С сентября 1939 года, когда война в Европе уже началась, президент Рузвельт издал директиву, в которой назвал федеральное бюро расследований центральным федеральным органом, ответственным за проведение расследований в делах, касающихся шпионажа, саботажа и нарушения закона о нейтралитете. Больше сделать Рузвельт ничего не мог. Он не имел права отдавать приказы исполнительным органам штатов, графств и муниципалитетов, а также частным промышленным предприятиям. Он только мог просить их передавать федеральному бюро расследований любую информацию, касающуюся подрывной деятельности.
Несмотря на директиву президента, неразбериха не прекращалась, что позволяло иностранным агентам действовать почти безнаказанно. Особенно плачевной была обстановка на Гавайских островах. В декабре 1941 года, когда ФБР располагало в общем 262 агентами, Гувер имел в Гонолулу только девять своих сотрудников. В военно-морской разведке Гавайского округа, которая в основном выполняла контрразведывательные функции, было только около ста офицеров и переводчиков. Контрразведывательной деятельностью занимались и армейские органы, но число сотрудников в них было крайне незначительным.
Между различными разведывательными органами осуществлялось лишь поверхностное взаимодействие. Частым явлением в их взаимоотношениях были безудержные споры и острые разногласия. Важные операции проводились при взаимном непонимании намерений заинтересованных органов. Осуществление многообещающих планов срывалось, когда соперничающие ведомства вступали друг с другом в борьбу из чисто юридических соображений.
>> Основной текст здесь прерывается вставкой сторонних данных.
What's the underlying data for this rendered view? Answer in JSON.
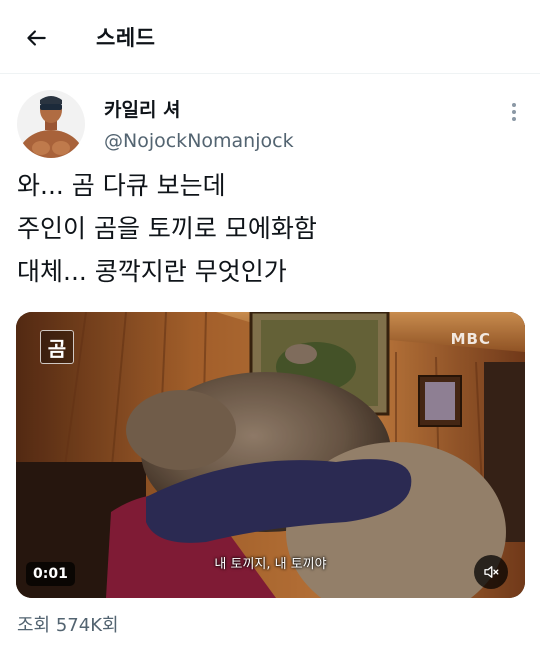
{
  "header": {
    "title": "스레드"
  },
  "tweet": {
    "author_name": "카일리 셔",
    "author_handle": "@NojockNomanjock",
    "text_lines": [
      "와... 곰 다큐 보는데",
      "주인이 곰을 토끼로 모에화함",
      "대체... 콩깍지란 무엇인가"
    ],
    "media": {
      "logo_char": "곰",
      "channel_logo": "MBC",
      "subtitle": "내 토끼지, 내 토끼야",
      "timestamp": "0:01",
      "mute_icon": "muted-speaker-icon"
    },
    "views_label": "조회",
    "views_count": "574K회"
  },
  "colors": {
    "text": "#0f1419",
    "secondary": "#536471",
    "divider": "#eff3f4"
  }
}
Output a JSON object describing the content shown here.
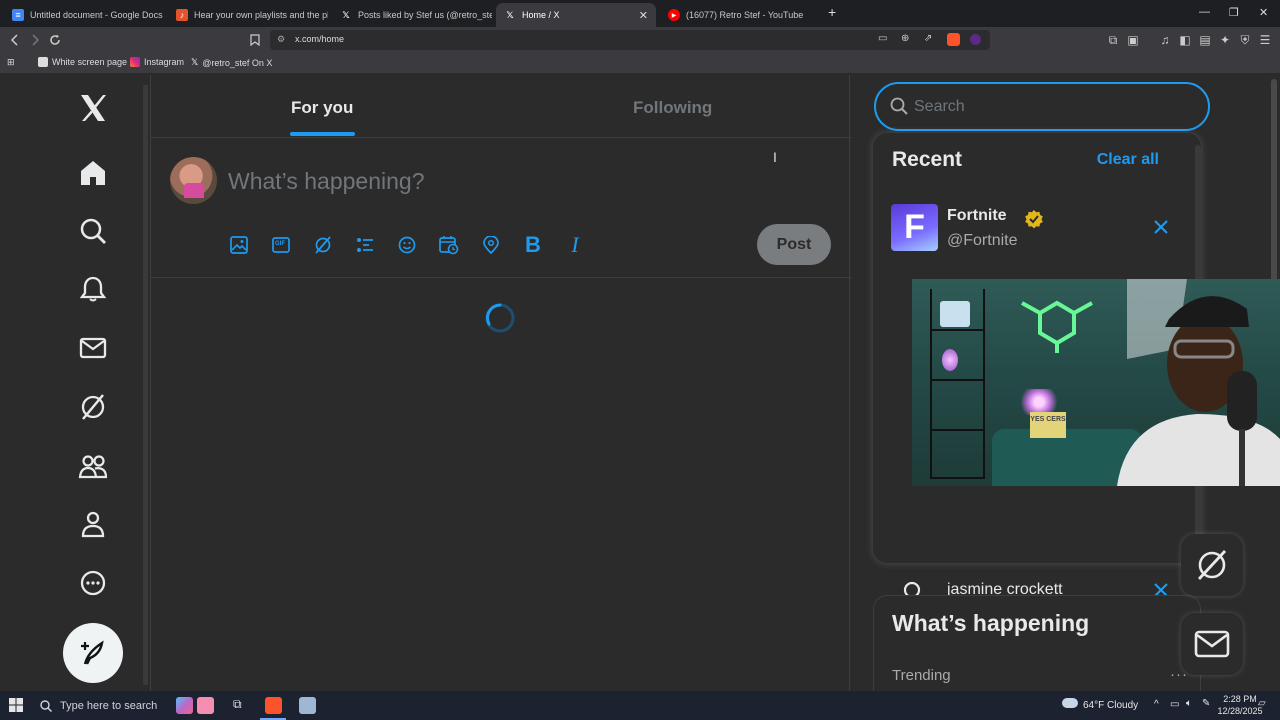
{
  "browser": {
    "tabs": [
      {
        "title": "Untitled document - Google Docs",
        "favicon": "docs-icon",
        "color": "#4285f4"
      },
      {
        "title": "Hear your own playlists and the play",
        "favicon": "music-icon",
        "color": "#e5532d"
      },
      {
        "title": "Posts liked by Stef us (@retro_stef) /",
        "favicon": "x-icon",
        "color": "#ffffff"
      },
      {
        "title": "Home / X",
        "favicon": "x-icon",
        "color": "#ffffff",
        "active": true
      },
      {
        "title": "(16077) Retro Stef - YouTube",
        "favicon": "youtube-icon",
        "color": "#ff0000"
      }
    ],
    "url": "x.com/home",
    "bookmarks": [
      {
        "label": "White screen page"
      },
      {
        "label": "Instagram"
      },
      {
        "label": "@retro_stef On X"
      }
    ]
  },
  "main": {
    "tabs": [
      {
        "label": "For you",
        "active": true
      },
      {
        "label": "Following",
        "active": false
      }
    ],
    "composer": {
      "placeholder": "What’s happening?",
      "post_label": "Post"
    },
    "toolbar_icons": [
      "image-icon",
      "gif-icon",
      "grok-icon",
      "poll-icon",
      "emoji-icon",
      "schedule-icon",
      "location-icon",
      "bold-icon",
      "italic-icon"
    ],
    "gif_label": "GIF",
    "bold_label": "B",
    "italic_label": "I"
  },
  "sidebar": {
    "search_placeholder": "Search",
    "recent": {
      "title": "Recent",
      "clear_label": "Clear all",
      "items": [
        {
          "name": "Fortnite",
          "handle": "@Fortnite",
          "verified": true,
          "logo_letter": "F"
        }
      ],
      "queries": [
        {
          "text": "jasmine crockett"
        }
      ]
    },
    "whats_happening": {
      "title": "What’s happening",
      "subtitle": "Trending",
      "more": "···"
    }
  },
  "webcam": {
    "sign_text": "YES CERS"
  },
  "taskbar": {
    "search_placeholder": "Type here to search",
    "weather": "64°F  Cloudy",
    "time": "2:28 PM",
    "date": "12/28/2025"
  },
  "colors": {
    "accent": "#1d9bf0",
    "background": "#2b2b2b",
    "text": "#e7e9ea",
    "muted": "#71767b"
  }
}
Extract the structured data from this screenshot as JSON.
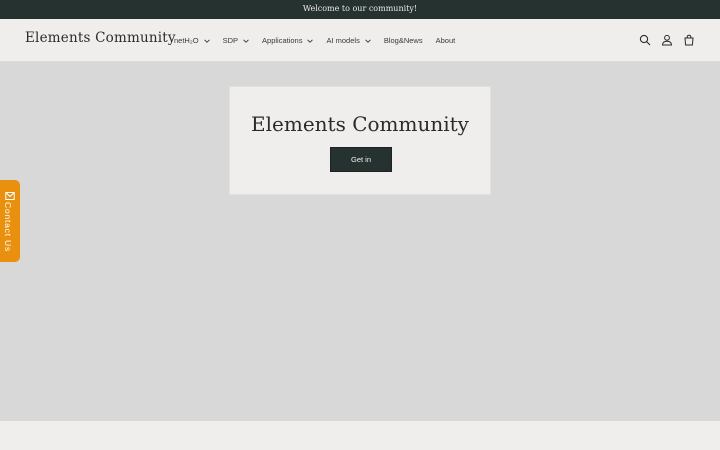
{
  "announcement": {
    "text": "Welcome to our community!"
  },
  "header": {
    "logo": "Elements Community",
    "nav": [
      {
        "label": "netH₂O",
        "has_dropdown": true
      },
      {
        "label": "SDP",
        "has_dropdown": true
      },
      {
        "label": "Applications",
        "has_dropdown": true
      },
      {
        "label": "AI models",
        "has_dropdown": true
      },
      {
        "label": "Blog&News",
        "has_dropdown": false
      },
      {
        "label": "About",
        "has_dropdown": false
      }
    ],
    "icons": [
      "search-icon",
      "account-icon",
      "cart-icon"
    ]
  },
  "hero": {
    "title": "Elements Community",
    "button_label": "Get in"
  },
  "contact_tab": {
    "label": "Contact Us",
    "icon": "mail-icon"
  },
  "colors": {
    "announcement_bg": "#263230",
    "header_bg": "#efeeec",
    "page_bg": "#d9d8d8",
    "button_bg": "#263230",
    "contact_accent": "#e9900f"
  }
}
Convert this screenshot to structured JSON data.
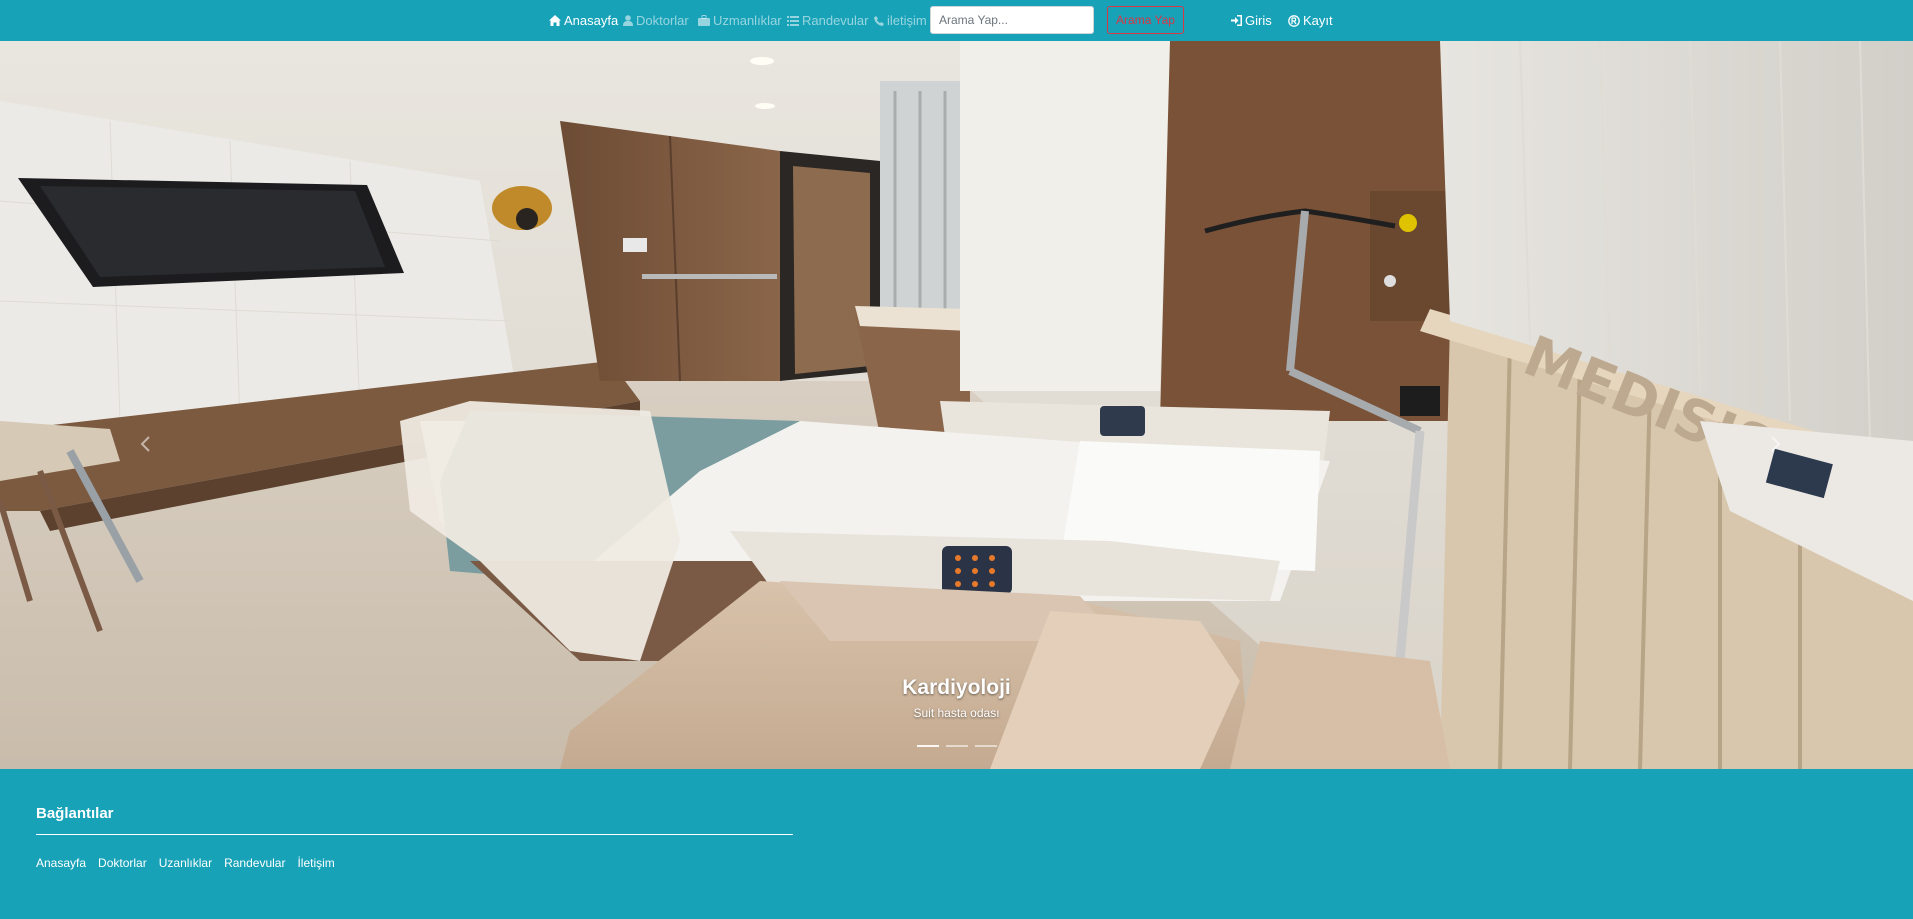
{
  "navbar": {
    "items": [
      {
        "label": "Anasayfa",
        "icon": "home-icon"
      },
      {
        "label": "Doktorlar",
        "icon": "user-icon"
      },
      {
        "label": "Uzmanlıklar",
        "icon": "briefcase-icon"
      },
      {
        "label": "Randevular",
        "icon": "list-icon"
      },
      {
        "label": "iletişim",
        "icon": "phone-icon"
      }
    ],
    "search": {
      "placeholder": "Arama Yap...",
      "value": "",
      "button_label": "Arama Yap"
    },
    "auth": [
      {
        "label": "Giris",
        "icon": "login-icon"
      },
      {
        "label": "Kayıt",
        "icon": "registered-icon"
      }
    ]
  },
  "carousel": {
    "caption_title": "Kardiyoloji",
    "caption_text": "Suit hasta odası",
    "slide_count": 3,
    "active_slide": 1,
    "image_wall_text": "MEDISIS"
  },
  "footer": {
    "title": "Bağlantılar",
    "links": [
      "Anasayfa",
      "Doktorlar",
      "Uzanlıklar",
      "Randevular",
      "İletişim"
    ]
  },
  "colors": {
    "brand": "#17a2b8",
    "danger": "#dc3545",
    "text_light": "#ffffff"
  }
}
В ноябре 1941 года, например, федеральное бюро расследований подслушало телефонный разговор японского генерального консульства в Гонолулу, в отношении которого имелись веские доказательства того, что оно является основным центром японского шпионажа на Гавайях. Единичное подслушивание дало хороший результат, но ФБР пришлось выйти из игры. Конкурирующие организации – военно-морская разведка и федеральный комитет связи – узнали об этом и заставили ФБР прекратить следствие. Затем возник спор между федеральной комиссией по связи и военно-морской разведкой. В конце концов этот спор был разрешен довольно странным образом: обеим организациям запретили заниматься этой операцией, оставив телефон генерального консульства в покое. Это произошло перед самыми событиями в Пирл-Харборе.
Обескураженный этой братоубийственной войной и не имевший возможности вести дело так, как ему хотелось, Гувер устранился от энергичной борьбы с японским шпионажем на Гавайях.
Число подозреваемых в шпионаже японцев достигало 770 человек. Федеральное бюро расследований знало этих людей и их род занятий, но не могло ничего сделать, чтобы обезвредить их.
Среди подозреваемых был некто Течибана, капитан 3 ранга японского военно-морского флота, прибывший в Соединенные Штаты в качестве переводчика посольства. В мае 1941 года ФБР получило неопровержимые доказательства шпионской деятельности Течибаны. Гувер сообщил государственному департаменту об имеющихся фактах и попросил разрешения арестовать Течибаму. 27 мая государственный департамент сообщил, что возражений не имеет. Капитан 3 ранга Течибана был арестован.
14 июня японский посол Номура посетил государственного секретаря Кордэлла Хэлла и уговорил его «в интересах развития и укрепления дружественных отношений между двумя странами» позволить Течибане уехать в Японию без суда. «Я тщательно разобрался в этом деле, – писал Хэлл, – и решил удовлетворить просьбу Номуры».
Дело Течибаны нелегко было довести до конца. ФБР, по вполне понятным причинам, огорчилось, когда увидело, что попавшая в западню птичка вылетела из клетки с одобрения государственного департамента. Учитывая такого рода обстоятельства, можно с уверенностью заявить, что ответственность за катастрофу в Пирл-Харборе ложится не только на генералов и адмиралов; в ней повинны и органы безопасности Соединенных Штатов.
После трагедии в Пирл-Харборе стало модным спрашивать высокопоставленных офицеров армии и флота, где они были, когда начали падать бомбы. Много шума подняли в связи с тем фактом, что генерал Джордж Маршалл не мог вспомнить, что он делал именно в тот момент. Армия и флот находились в полном неведении, считая, что ничего особенного в то роковое воскресенье произойти не должно. В таком положении было и министерство юстиции.